As wealthy countries go green and decarbonize their energy systems, African nations are locking in increasing greenhouse gas emissions as they strive to double energy production, with potential implications for global climate action, a new study has warned.
Despite large parts of Africa being rich in renewable energy resources, fossil fuels such as coal and gas will continue to account for up to two thirds of the continent’s electricity generation beyond 2030, with non-hydro renewable energy making up less than 10% of the mix, say the authors of a report from the University of Oxford, published today in the journal Nature Energy.
The researchers used machine learning to analyze some 2,500 power plants being planned across Africa to determine the likelihood of the projects’ success or failure.
They found that by 2030, the continent’s energy generation capacity could rise from 236 gigawatts to 472 gigawatts, with just 9.6% generated from renewable energy sources not including hydropower. Fossil fuels, the authors found, would account for 62% of total capacity.
By comparison, Europe has called for at least 32% of the energy mix to come from renewables by 2030—a target the bloc is almost certain to surpass. In the first half of 2020, renewables generated 40% of electricity across the EU, while fossil fuels generated 34%.
Locally, the relatively weak state of renewable energy project planning could mean African nations missing out on the economic and environmental benefits of decarbonization, the study’s authors said. More widely, the findings highlight the global challenge of climate change, whereby cuts in carbon emissions in one part of the planet can be cancelled out by increased emissions elsewhere.

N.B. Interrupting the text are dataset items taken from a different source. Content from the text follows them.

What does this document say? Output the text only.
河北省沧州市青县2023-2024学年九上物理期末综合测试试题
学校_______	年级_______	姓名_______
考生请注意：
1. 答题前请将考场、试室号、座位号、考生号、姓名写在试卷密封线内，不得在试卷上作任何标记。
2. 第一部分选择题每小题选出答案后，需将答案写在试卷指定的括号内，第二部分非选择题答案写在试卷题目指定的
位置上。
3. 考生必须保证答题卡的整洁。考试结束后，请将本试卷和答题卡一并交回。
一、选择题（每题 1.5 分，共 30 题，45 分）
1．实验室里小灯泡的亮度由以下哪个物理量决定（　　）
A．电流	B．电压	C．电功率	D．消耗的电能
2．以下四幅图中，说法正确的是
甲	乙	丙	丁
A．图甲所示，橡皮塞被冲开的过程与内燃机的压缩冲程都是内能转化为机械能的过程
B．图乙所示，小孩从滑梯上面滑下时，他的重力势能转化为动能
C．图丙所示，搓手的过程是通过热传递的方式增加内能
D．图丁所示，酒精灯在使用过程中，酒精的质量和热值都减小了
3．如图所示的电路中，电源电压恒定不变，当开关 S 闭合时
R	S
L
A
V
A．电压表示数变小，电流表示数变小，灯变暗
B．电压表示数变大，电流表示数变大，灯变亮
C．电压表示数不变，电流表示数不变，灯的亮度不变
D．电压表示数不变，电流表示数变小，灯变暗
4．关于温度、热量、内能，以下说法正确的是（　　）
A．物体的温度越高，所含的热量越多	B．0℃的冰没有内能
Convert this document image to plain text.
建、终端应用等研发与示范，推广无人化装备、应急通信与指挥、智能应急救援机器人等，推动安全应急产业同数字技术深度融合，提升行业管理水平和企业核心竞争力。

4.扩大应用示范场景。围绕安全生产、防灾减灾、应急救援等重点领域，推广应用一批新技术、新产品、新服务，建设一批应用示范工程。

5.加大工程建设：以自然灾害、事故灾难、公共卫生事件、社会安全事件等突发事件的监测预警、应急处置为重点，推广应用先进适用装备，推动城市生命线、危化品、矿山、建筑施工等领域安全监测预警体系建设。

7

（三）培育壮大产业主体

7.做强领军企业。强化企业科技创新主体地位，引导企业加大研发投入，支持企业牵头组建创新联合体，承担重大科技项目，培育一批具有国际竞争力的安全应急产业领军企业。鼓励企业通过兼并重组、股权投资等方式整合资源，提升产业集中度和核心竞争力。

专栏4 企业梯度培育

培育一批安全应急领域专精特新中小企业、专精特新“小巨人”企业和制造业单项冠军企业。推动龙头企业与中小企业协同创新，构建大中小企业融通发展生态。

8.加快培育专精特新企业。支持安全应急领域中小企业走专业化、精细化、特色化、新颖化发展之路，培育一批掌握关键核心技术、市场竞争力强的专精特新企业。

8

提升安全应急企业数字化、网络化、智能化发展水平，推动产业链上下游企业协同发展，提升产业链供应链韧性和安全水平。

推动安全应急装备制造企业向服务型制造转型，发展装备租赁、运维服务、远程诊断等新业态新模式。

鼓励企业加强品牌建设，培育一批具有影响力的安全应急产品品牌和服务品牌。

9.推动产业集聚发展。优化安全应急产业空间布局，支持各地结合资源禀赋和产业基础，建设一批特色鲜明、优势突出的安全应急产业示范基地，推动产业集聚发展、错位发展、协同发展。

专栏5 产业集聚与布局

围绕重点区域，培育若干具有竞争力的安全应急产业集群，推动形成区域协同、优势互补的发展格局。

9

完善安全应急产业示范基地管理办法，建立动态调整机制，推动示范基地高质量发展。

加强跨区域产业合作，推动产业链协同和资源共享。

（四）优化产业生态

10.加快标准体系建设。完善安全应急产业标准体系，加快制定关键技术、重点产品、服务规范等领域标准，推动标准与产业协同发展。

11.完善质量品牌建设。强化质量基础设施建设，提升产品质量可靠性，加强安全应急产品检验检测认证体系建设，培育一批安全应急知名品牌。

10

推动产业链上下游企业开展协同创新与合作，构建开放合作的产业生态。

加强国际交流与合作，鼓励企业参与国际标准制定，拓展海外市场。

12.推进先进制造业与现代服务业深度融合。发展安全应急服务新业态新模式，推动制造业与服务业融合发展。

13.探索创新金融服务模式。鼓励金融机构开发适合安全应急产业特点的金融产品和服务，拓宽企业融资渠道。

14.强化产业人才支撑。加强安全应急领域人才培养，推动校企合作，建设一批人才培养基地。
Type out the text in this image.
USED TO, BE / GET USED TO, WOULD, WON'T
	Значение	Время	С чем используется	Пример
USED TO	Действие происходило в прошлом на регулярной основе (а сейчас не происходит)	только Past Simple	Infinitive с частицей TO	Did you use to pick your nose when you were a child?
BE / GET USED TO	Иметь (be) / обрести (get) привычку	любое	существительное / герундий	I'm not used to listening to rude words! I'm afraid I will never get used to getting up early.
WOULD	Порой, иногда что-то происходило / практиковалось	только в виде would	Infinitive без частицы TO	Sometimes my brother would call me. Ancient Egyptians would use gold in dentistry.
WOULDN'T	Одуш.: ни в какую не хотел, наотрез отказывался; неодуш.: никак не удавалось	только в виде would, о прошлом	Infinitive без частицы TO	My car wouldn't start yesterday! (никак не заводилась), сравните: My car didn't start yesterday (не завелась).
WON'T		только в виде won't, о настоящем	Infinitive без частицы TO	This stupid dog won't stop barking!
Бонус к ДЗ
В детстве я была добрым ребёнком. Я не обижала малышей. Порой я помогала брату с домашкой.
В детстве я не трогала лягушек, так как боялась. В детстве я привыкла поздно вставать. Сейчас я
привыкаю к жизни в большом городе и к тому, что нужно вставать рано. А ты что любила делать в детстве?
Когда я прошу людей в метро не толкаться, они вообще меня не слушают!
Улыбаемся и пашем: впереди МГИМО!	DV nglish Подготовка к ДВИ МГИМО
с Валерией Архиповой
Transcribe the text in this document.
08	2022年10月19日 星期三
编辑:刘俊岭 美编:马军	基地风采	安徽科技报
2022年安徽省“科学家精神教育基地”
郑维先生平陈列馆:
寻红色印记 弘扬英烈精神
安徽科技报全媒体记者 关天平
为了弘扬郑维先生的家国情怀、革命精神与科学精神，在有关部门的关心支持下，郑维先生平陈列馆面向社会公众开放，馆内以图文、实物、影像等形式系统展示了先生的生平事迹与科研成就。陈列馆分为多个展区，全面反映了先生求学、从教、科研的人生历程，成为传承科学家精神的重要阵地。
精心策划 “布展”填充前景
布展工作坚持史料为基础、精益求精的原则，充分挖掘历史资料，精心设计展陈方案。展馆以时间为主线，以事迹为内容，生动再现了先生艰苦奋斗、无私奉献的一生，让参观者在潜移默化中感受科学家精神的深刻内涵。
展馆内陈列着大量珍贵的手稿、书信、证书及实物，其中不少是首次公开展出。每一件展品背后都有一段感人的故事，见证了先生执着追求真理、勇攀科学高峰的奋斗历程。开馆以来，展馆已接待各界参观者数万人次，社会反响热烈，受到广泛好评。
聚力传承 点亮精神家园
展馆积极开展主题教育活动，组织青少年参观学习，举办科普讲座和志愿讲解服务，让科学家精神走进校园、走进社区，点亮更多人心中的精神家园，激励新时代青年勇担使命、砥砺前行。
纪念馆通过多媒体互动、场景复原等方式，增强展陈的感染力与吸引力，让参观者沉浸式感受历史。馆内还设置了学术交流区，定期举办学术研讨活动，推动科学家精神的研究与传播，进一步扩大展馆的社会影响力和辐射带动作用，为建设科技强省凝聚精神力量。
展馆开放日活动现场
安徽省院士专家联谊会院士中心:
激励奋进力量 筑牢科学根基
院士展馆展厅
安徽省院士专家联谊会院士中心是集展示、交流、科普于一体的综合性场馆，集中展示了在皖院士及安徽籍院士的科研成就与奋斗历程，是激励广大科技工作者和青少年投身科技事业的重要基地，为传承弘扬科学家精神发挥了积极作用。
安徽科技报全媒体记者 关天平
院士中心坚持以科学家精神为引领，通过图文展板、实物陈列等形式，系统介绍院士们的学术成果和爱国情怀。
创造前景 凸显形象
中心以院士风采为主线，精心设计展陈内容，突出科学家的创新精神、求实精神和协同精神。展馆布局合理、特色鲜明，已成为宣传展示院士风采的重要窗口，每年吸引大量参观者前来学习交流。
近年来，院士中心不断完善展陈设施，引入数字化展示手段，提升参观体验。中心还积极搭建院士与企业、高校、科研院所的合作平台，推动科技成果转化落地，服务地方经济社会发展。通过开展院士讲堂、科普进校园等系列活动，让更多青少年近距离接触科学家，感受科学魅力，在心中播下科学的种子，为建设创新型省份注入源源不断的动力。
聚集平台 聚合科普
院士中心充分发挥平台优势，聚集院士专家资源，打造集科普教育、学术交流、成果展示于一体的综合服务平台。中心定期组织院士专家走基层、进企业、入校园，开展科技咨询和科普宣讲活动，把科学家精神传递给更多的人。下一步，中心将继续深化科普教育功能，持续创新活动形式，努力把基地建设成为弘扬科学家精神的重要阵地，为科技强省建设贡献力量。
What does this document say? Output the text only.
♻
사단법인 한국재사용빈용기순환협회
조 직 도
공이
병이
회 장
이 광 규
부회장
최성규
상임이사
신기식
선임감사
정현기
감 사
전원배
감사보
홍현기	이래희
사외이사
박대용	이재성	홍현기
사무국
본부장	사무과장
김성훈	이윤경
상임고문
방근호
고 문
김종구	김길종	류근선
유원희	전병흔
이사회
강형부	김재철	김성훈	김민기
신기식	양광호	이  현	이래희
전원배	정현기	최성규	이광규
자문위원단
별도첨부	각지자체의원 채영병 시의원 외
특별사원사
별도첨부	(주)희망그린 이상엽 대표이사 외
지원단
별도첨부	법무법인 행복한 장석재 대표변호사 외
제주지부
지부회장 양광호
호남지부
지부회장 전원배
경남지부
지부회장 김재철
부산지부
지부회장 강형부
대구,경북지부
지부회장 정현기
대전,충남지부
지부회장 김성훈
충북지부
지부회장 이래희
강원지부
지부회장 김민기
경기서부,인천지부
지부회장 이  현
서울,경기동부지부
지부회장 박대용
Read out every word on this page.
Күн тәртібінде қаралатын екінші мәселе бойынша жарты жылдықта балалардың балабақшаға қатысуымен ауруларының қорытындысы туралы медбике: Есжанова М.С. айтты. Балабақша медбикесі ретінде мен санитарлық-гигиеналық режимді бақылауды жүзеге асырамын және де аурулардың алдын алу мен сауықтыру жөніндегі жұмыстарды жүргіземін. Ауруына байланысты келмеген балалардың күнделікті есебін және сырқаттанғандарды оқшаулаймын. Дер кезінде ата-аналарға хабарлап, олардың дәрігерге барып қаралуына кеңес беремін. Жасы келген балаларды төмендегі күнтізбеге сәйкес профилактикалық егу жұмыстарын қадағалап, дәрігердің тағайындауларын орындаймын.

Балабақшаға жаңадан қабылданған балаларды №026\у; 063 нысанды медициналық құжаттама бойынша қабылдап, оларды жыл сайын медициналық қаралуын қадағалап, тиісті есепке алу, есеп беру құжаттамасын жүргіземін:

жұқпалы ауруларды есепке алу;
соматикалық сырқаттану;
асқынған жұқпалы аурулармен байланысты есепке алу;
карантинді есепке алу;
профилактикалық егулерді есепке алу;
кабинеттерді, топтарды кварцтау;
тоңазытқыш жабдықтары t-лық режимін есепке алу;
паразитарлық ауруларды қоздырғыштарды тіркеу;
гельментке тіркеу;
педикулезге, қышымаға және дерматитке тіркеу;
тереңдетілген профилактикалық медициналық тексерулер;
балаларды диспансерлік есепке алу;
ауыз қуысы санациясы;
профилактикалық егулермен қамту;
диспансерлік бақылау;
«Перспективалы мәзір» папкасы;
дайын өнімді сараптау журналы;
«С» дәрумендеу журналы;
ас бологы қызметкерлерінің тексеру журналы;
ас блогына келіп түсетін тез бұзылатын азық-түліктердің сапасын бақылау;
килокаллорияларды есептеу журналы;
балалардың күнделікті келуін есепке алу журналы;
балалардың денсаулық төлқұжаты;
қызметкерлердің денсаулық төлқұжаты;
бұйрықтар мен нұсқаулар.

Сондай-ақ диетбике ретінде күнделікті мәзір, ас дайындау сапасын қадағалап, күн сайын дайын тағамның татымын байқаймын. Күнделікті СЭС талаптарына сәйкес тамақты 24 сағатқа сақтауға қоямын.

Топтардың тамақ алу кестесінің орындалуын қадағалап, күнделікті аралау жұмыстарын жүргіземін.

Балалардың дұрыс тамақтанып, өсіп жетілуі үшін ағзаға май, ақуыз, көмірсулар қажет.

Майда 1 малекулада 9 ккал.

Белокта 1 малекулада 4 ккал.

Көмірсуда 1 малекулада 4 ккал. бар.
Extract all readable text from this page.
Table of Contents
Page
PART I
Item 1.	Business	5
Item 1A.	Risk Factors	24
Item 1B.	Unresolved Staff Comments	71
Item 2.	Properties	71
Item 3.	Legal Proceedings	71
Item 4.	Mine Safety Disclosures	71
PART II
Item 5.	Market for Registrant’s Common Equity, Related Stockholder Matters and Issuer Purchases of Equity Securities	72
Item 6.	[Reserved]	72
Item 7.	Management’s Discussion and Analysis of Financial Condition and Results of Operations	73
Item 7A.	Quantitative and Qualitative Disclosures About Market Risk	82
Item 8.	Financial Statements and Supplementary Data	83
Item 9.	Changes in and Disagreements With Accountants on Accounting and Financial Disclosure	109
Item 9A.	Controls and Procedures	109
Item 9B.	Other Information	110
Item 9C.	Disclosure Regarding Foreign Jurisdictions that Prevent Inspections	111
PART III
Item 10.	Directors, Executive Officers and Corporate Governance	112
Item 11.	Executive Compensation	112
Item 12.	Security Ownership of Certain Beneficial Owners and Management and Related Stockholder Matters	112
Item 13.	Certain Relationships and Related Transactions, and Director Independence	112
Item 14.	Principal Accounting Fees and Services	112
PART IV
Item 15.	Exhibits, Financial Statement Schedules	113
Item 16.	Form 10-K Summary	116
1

“Africa’s growing energy demand presents it with a unique opportunity to power its industrialization and economic development through renewables,” said Galina Alova, the report’s lead author and a researcher at the Oxford Smith School of Enterprise and the Environment. “Our study therefore makes an important point about the urgency to shift the pipeline of currently planned projects away from predominant fossil fuel technologies towards renewables.”
Speaking to Forbes.com, Alova noted another danger of investment in fossil fuel power plants in the form of “asset stranding,” whereby future high prices on carbon could cause the price of electricity from fossil fuels to rise, rendering such investments obsolete.
“This is a really crucial point to bear in mind when talking about the synergies between Africa’s economic development and low-carbon transition,” she said. “Ensuring that the electricity sector makes a shift to renewables as soon as possible will avoid future costs associated with climate change as well as capital stranding.”
The report recommends that, in order to avoid locking in carbon emissions and further climate risks, African nations should move towards non-hydroelectric renewable energy generation, “coupled with a large-scale cancellation of planned and the early retirement of the existing fossil fuel capacity.” This, the authors said, would require the efforts of the public and private sectors, “as well as from the development finance community.”
Philipp Trotter, a report author and a researcher at the Smith School, noted that the study took into account an important aspect of energy planning that most other studies did not. “Just because a project is in the pipeline doesn’t necessarily make it automatically successful,” he said. “Therefore, it is really important to quantify project realisation chances and understand the factors that contribute to them.”
“Our data-driven analysis shows that Africa’s potential to leapfrog to renewables is unlikely to be realized, unless the implementation chances of renewable energy projects are improved and more renewable energy capacity is planned, instead of fossil fuels,” he added.
Numerous observers have suggested that, with Africa’s plentiful sun and other natural resources, renewables could be a key to the continent’s future economic and social development, delivering energy independence and giving communities access to low-cost, climate-friendly electricity.
Egypt, Ethiopia, Kenya, Morocco and South Africa have made large investments in renewables, in particular in solar power. Some smaller nations have set ambitious decarbonization targets, such as Rwanda’s target of achieving 60% renewable energy generation by 2030.
But as the Smith School report highlights, the huge demand for new generation capacity is causing many governments to opt for short-term, carbon-intensive solutions to the energy problem. Without a long-term vision for sustainable energy provision, such countries may find themselves paying a high price for their electricity in the near future, in more ways than one.
Such an outcome would be a textbook example of climate injustice. In the words of Mohamed Adow, director of Nairobi think tank Power Shift Africa, “No continent suffers more from global heating than Africa, yet nowhere has done less to cause it.”